Contoh Soal Psikologi | Contoh soal psikotes dan jawabannya

soal psikologiContoh Soal Psikologi – Mencari sebuah pekerjaan yang baik akan sangat mempengaruhi masa depan kita. Dalam persaingan kerja yang sangat tinggi, itu bukan hal yang mudah. Para pesaing Anda adalah orang yang sangat kompeten di bidangnya. Oleh karena itu, ketika Anda mendapat panggilan tes kerja, janganlah disia-siakan. Persiapkanlah diri Anda sebaik-baiknya untuk mengikuti rangkaian tes yang akan anda ikuti agar mendapatkan hasil yang terbaik.

Salah satu rangkaian tes itu adalah tes psikologi atau dikenal dengan istilah “psikotes”. Psikotes bukan dirancang untuk  mengetahui seberapa kecerdasan anda saat ini, namun lebih untuk mengetahui bagaimana kondisi psikologis Anda. Hal ini sangat penting bagi perusahaan karena akan berpengaruh tehadap cara dan suasana kerja Anda nantinya di perusahaan. Dalam rangkaian psikotes akan ada banyak soal yang sebenarnya mudah namun terlihat sulit. Oleh karena itu sebaiknya Banyak berlatih berbagai tipe soal psikotes yang berbeda agar anda mempunyai gambaran tentang soal tersebut. Luangkanlah waktu meskipun sedikit untuk mengerjakan soal-soal psikotes setiap harinya. Seperti kata pepatah “sedikit demi sedikit lama-lama menjadi bukit” , nantinya tidak terasa akan banyak tipe soal psikotes yang sudah anda pelajari sehingga akan mudah ketika mengerjakan psikotes yang sebenarnya.

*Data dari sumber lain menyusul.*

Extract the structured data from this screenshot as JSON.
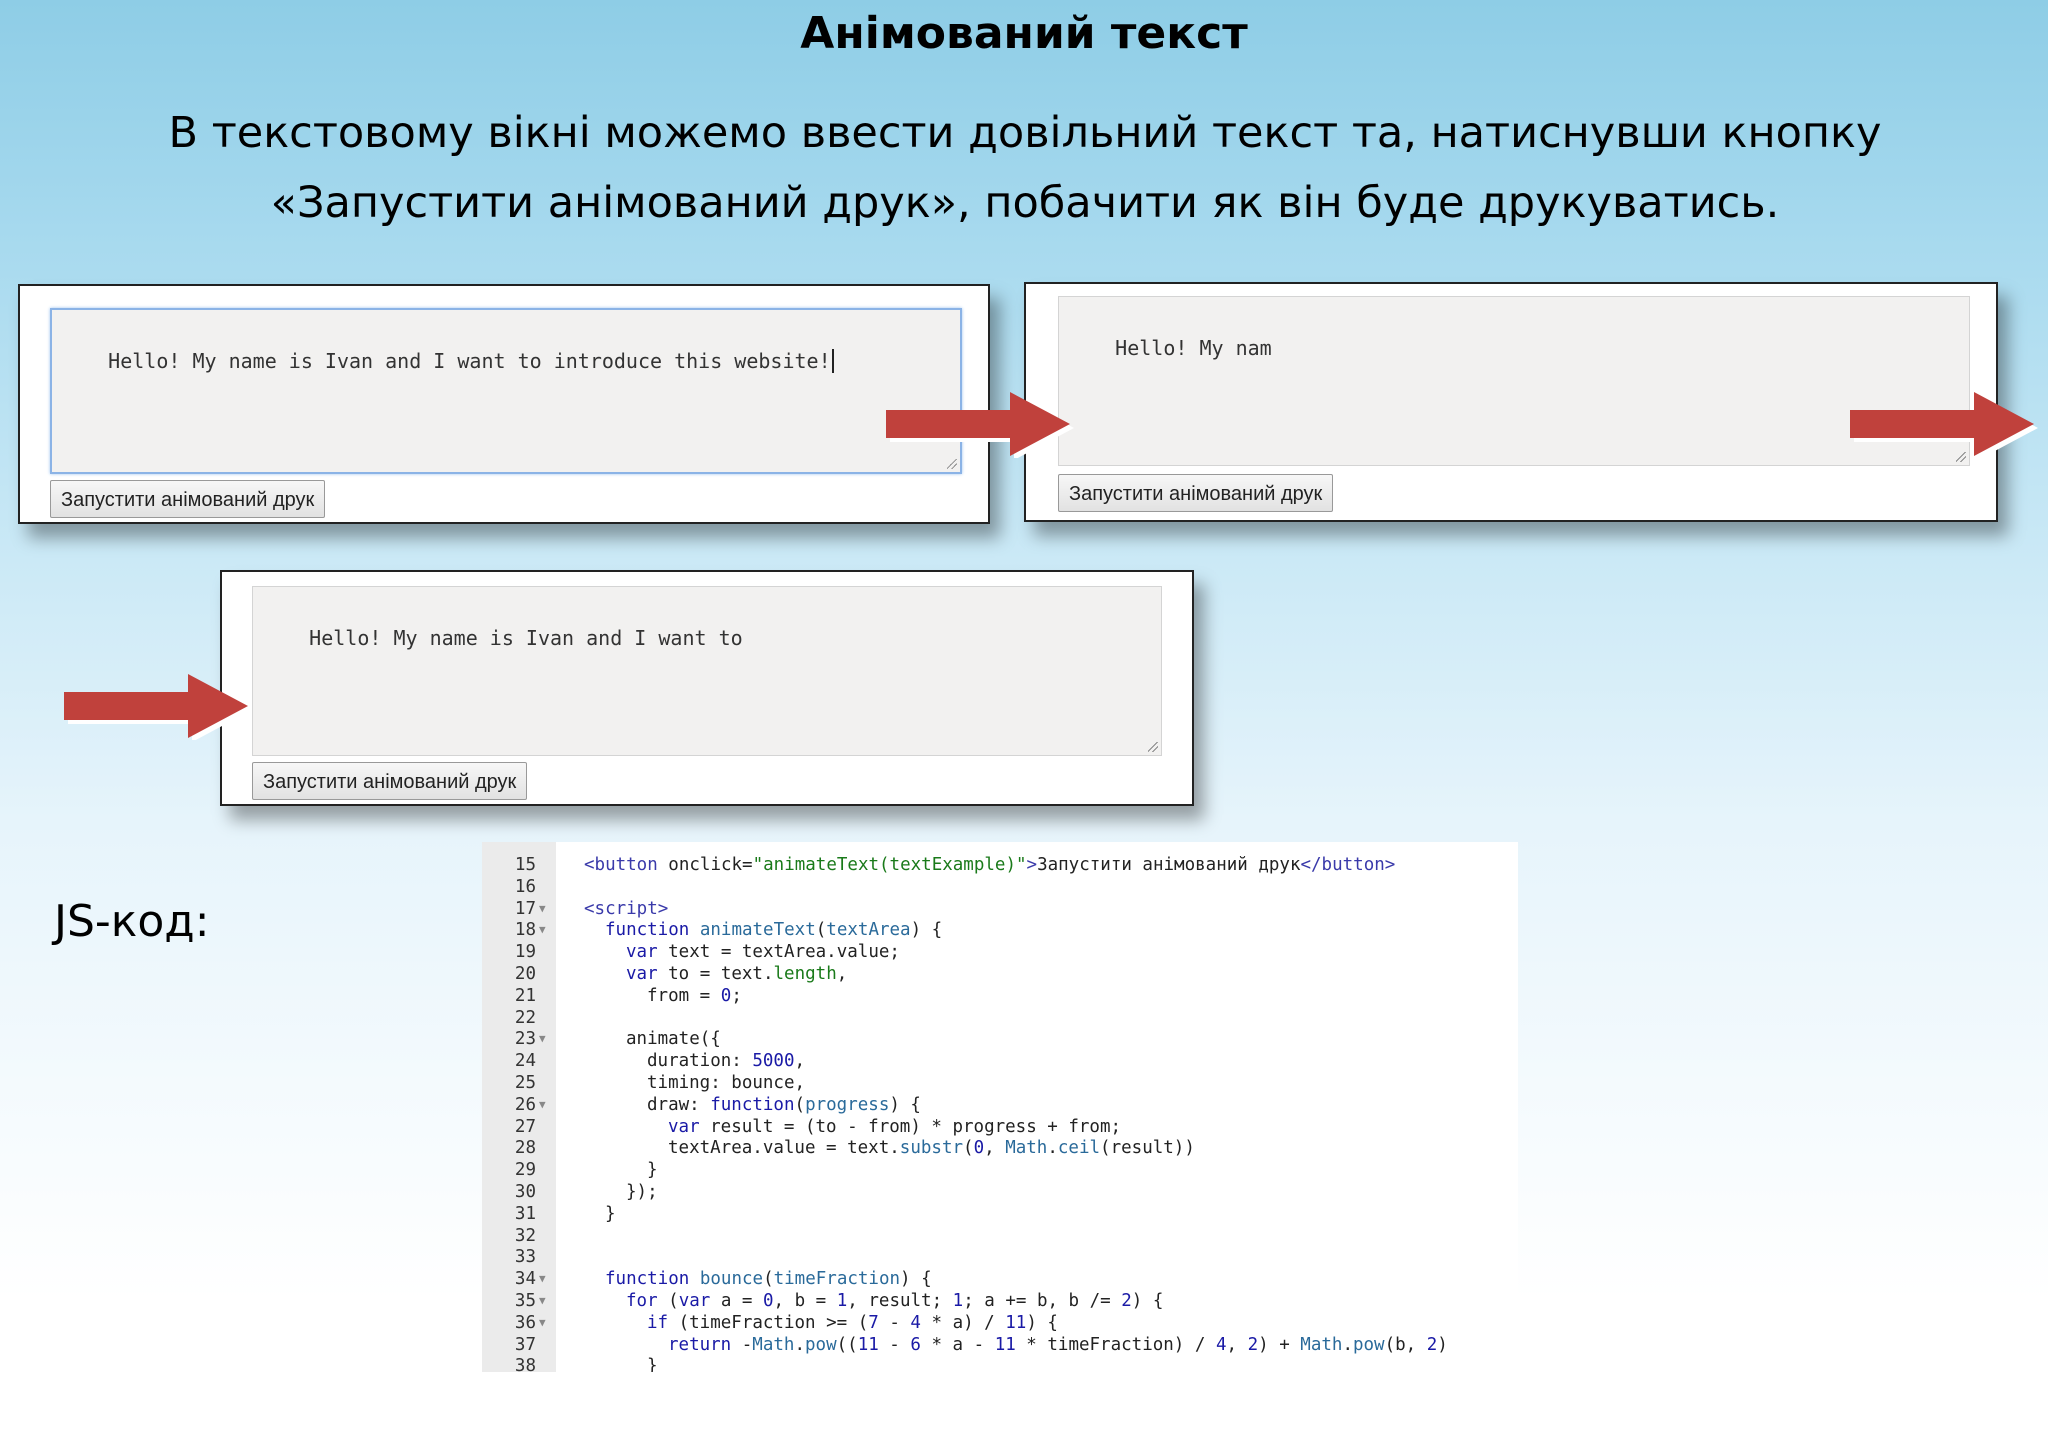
{
  "slide": {
    "title": "Анімований текст",
    "description": "В текстовому вікні можемо ввести довільний текст та, натиснувши кнопку «Запустити анімований друк», побачити як він буде друкуватись."
  },
  "windows": [
    {
      "text": "Hello! My name is Ivan and I want to introduce this website!",
      "button": "Запустити анімований друк"
    },
    {
      "text": "Hello! My nam",
      "button": "Запустити анімований друк"
    },
    {
      "text": "Hello! My name is Ivan and I want to",
      "button": "Запустити анімований друк"
    }
  ],
  "colors": {
    "arrow": "#c0413c",
    "focus": "#8bb3e6"
  },
  "js_label": "JS-код:",
  "code_lines": [
    {
      "n": "15",
      "fold": false,
      "indent": 0,
      "html": "<span class='tag'>&lt;button</span> onclick=<span class='str'>\"animateText(textExample)\"</span><span class='tag'>&gt;</span>Запустити анімований друк<span class='tag'>&lt;/button&gt;</span>"
    },
    {
      "n": "16",
      "fold": false,
      "indent": 0,
      "html": ""
    },
    {
      "n": "17",
      "fold": true,
      "indent": 0,
      "html": "<span class='tag'>&lt;script&gt;</span>"
    },
    {
      "n": "18",
      "fold": true,
      "indent": 1,
      "html": "<span class='kw'>function</span> <span class='var'>animateText</span>(<span class='var'>textArea</span>) {"
    },
    {
      "n": "19",
      "fold": false,
      "indent": 2,
      "html": "<span class='kw'>var</span> text = textArea.value;"
    },
    {
      "n": "20",
      "fold": false,
      "indent": 2,
      "html": "<span class='kw'>var</span> to = text.<span class='str'>length</span>,"
    },
    {
      "n": "21",
      "fold": false,
      "indent": 3,
      "html": "from = <span class='num'>0</span>;"
    },
    {
      "n": "22",
      "fold": false,
      "indent": 0,
      "html": ""
    },
    {
      "n": "23",
      "fold": true,
      "indent": 2,
      "html": "animate({"
    },
    {
      "n": "24",
      "fold": false,
      "indent": 3,
      "html": "duration: <span class='num'>5000</span>,"
    },
    {
      "n": "25",
      "fold": false,
      "indent": 3,
      "html": "timing: bounce,"
    },
    {
      "n": "26",
      "fold": true,
      "indent": 3,
      "html": "draw: <span class='kw'>function</span>(<span class='var'>progress</span>) {"
    },
    {
      "n": "27",
      "fold": false,
      "indent": 4,
      "html": "<span class='kw'>var</span> result = (to - from) * progress + from;"
    },
    {
      "n": "28",
      "fold": false,
      "indent": 4,
      "html": "textArea.value = text.<span class='var'>substr</span>(<span class='num'>0</span>, <span class='var'>Math</span>.<span class='var'>ceil</span>(result))"
    },
    {
      "n": "29",
      "fold": false,
      "indent": 3,
      "html": "}"
    },
    {
      "n": "30",
      "fold": false,
      "indent": 2,
      "html": "});"
    },
    {
      "n": "31",
      "fold": false,
      "indent": 1,
      "html": "}"
    },
    {
      "n": "32",
      "fold": false,
      "indent": 0,
      "html": ""
    },
    {
      "n": "33",
      "fold": false,
      "indent": 0,
      "html": ""
    },
    {
      "n": "34",
      "fold": true,
      "indent": 1,
      "html": "<span class='kw'>function</span> <span class='var'>bounce</span>(<span class='var'>timeFraction</span>) {"
    },
    {
      "n": "35",
      "fold": true,
      "indent": 2,
      "html": "<span class='kw'>for</span> (<span class='kw'>var</span> a = <span class='num'>0</span>, b = <span class='num'>1</span>, result; <span class='num'>1</span>; a += b, b /= <span class='num'>2</span>) {"
    },
    {
      "n": "36",
      "fold": true,
      "indent": 3,
      "html": "<span class='kw'>if</span> (timeFraction &gt;= (<span class='num'>7</span> - <span class='num'>4</span> * a) / <span class='num'>11</span>) {"
    },
    {
      "n": "37",
      "fold": false,
      "indent": 4,
      "html": "<span class='kw'>return</span> -<span class='var'>Math</span>.<span class='var'>pow</span>((<span class='num'>11</span> - <span class='num'>6</span> * a - <span class='num'>11</span> * timeFraction) / <span class='num'>4</span>, <span class='num'>2</span>) + <span class='var'>Math</span>.<span class='var'>pow</span>(b, <span class='num'>2</span>)"
    },
    {
      "n": "38",
      "fold": false,
      "indent": 3,
      "html": "}"
    }
  ]
}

Psikotes sebenarnya bukanlah tes yang sulit dan rumit, namun jenis tes ini memerlukan kecepatan tertentu dalam memahami dan menjawab soal. Meskipun jawaban anda benar, namun jika anda terlalu boros dalam penggunaan waktu maka anda tidak akan lulus karena tes ini memang dirancang untuk dikerjakan dengan batasan waktu tertentu. Ada banyak tipe atau jenis soal psikotes antara lain tes informasi singkat, tes seri angka dan huruf, tes identifikasi, tes diksi, tes padanan kata, tes analogi sederhana, tes berhitung cepat, tes penjumlahan angka berkolom, tes posisi kata, tes ketelitian, tes menggambar dan masih banyak lagi yang lainnya. Lalu bagaimanakah bentuk soal dan cara menjawabnya dari masing-masing tes tersebut ? berikut ini akan diuraikan contoh soal psikologi atau psikotes satu persatu.

Tes seri angka dan huruf

Tes ini bertujuan untuk mengetahui keruntutan cara berfikir seseorang. Pengujian dengan seri angka dan huruf mencerminkan soal keruntutan logika. Sekilas tes ini terlihat sangat sulit dipecahkan, namun jika sudah tahu rahasia keteraturan serinya maka akan sangat mudah dikerjakan. Seringkali seseorang kehilangan banyak waktu untuk mencermati dan memecahkan seri angka dan huruf ini.

Contoh :

Tentukan dua angka berikut dari baris-baris angka berikut :

12     ,29    ,14    ,28    ,16    ,27     ,….        ,…..

Jawaban :

Terlebih dahulu, carilah pola irama bilangan-bilangan tersebut, dalam contoh diatas ada 2 seri bilangan yang ditemukan yaitu :

12     , 14    ,16     ,….    ,….   (dari bilangan yang paling kiri ditambah 2)

29,    ,28     ,27    ,….    ,….    ( dari bilangan yang paling kiri dikurang 1)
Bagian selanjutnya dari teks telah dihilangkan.